In 2000, Combs started his MBA at Columbia Business School. It was a chance to learn securities analysis in the same halls where Buffett had long ago learned the craft from Benjamin Graham, the father of value investing.

His first encounter with Buffett came during a talk that year. The Berkshire CEO told students that one thing they could do to get ahead was to read 500 pages a week, Combs recalled in a 2014 interview with CNBC. The billionaire’s point, he said, was that an investor could compound knowledge and get better over time.

Richard Hanley, a hedge fund manager in New York, was an adjunct professor in the MBA program back then. Combs, he says, had a deep drive to get ahead and the mental flexibility to come up with smart ideas. One assignment Hanley gave his students was to devise a trade that would have the best performance over the next several months. Unlike his peers, Combs decided to short the stock he picked. Hanley forgets the company Combs bet against, but his idea beat everyone else’s. “Todd was very intense, very focused,” Hanley says.

Buffett’s advice about reading stuck with Combs as he started his investment career, first as a financial-services analyst at Copper Arch Capital and later at Castle Point Capital Management, the hedge fund in Greenwich, Conn., he started in 2005. Combs’s approach was a race against the clock to consume information, says one person familiar with his strategy during that period. At Castle Point he’d get to the office early and leave late. If he wasn’t in a meeting with his analysts or taking a break to exercise, he was reading, three people say.

He was fascinated by psychology and the sorts of biases that drive decision-making. Books such as Talent Is Overrated and The Checklist Manifesto have become staples in the hedge fund world, where money managers are constantly looking for an edge. But Combs was interested in those ideas well before they became trendy, one person says. Every month or so, he’d pick a book and get together with his analysts to discuss it.

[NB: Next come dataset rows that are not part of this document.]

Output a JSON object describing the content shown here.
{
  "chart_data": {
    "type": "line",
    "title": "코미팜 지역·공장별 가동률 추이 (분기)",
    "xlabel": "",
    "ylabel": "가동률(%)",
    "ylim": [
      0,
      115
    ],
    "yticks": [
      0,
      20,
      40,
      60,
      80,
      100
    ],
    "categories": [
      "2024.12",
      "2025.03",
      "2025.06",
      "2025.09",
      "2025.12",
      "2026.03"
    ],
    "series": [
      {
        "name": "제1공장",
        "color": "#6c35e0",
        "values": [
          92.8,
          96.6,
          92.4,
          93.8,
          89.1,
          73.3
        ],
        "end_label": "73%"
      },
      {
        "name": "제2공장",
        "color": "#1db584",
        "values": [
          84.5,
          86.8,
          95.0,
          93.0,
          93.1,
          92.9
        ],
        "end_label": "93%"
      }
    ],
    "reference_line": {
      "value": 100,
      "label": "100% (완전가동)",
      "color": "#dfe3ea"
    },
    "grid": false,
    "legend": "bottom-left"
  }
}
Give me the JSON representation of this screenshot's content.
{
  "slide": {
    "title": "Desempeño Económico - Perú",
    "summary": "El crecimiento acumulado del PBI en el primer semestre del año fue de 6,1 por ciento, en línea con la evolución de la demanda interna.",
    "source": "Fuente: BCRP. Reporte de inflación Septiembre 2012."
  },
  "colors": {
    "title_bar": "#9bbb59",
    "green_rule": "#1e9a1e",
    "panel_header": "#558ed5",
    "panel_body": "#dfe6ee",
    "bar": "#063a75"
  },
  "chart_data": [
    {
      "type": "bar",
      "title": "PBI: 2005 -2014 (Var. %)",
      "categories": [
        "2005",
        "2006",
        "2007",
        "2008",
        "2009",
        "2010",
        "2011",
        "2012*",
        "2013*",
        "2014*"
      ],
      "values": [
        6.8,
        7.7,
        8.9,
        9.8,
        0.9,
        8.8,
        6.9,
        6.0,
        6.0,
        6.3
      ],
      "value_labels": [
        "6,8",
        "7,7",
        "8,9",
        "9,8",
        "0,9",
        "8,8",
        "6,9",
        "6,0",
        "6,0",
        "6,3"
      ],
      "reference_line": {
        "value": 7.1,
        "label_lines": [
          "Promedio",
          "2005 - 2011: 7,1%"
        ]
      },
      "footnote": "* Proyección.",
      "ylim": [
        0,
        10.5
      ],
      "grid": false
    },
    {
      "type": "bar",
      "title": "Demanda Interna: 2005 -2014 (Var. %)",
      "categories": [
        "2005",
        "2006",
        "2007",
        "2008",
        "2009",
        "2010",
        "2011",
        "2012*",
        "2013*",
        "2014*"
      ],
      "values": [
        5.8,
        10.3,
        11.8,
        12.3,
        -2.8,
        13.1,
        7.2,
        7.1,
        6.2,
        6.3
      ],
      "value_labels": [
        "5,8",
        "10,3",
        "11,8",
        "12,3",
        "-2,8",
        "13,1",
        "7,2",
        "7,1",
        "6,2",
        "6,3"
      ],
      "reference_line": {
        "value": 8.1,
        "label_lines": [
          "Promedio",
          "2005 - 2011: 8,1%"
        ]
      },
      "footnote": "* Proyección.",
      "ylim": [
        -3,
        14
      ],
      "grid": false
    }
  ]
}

In early 2007, Buffett said in his annual letter to Berkshire shareholders that he was looking to hire at least one younger money manager who would be able to succeed him as the company’s chief investment officer. Résumés poured in, and Combs threw his own into the mix. But it didn’t stand out.

Castle Point’s mandate was to invest in financial-services stocks. His company had done well but not exceptionally so. It was also relatively small, overseeing about $400 million. Combs’s big accomplishment was navigating the 2008 financial crisis relatively unscathed. His fund ended down 5.7 percent that year, while the S&P 500 plunged 37 percent, according to a letter to investors.

In 2010, Combs asked Buffett’s longtime business partner, Berkshire Vice Chairman Charles Munger, for a meeting. Soon after, the two met for lunch at the California Club in Los Angeles and ended up having a conversation that stretched for hours, according to an article at the time in the Wall Street Journal. Afterward, Munger suggested to Buffett that he meet the young money manager. Beyond his apparent smarts, Combs had the sort of personality that was a “100 percent fit” for Berkshire’s culture, Buffett told the newspaper. Mark Nelson, chairman of investment manager Caledonia in Sydney, who had encouraged Combs to reach out to Munger, says he was surprised by how quickly Berkshire acted. Combs enjoys digging into complex financial companies and tearing apart the accounting, Nelson says. “They probably saw a kindred spirit.”

Combs joined Berkshire early in 2011 and eventually moved his family to Omaha from Connecticut. Ted Weschler, the other investment manager Buffett hired to pick stocks at Berkshire, chose to stay in Charlottesville, Va. People familiar with the two men’s arrangements say Combs’s decision to relocate means Buffett leans on him more. In public, however, the billionaire has tried to treat both equally, saying that Combs and Weschler have been great additions to the company and have “Berkshire blood in their veins.”

Sitting next to Buffett has had other benefits for Combs, who now manages about $12 billion for Berkshire. Dimon was introduced to Combs by the Omaha billionaire, which led to the young investment manager joining the JPMorgan board.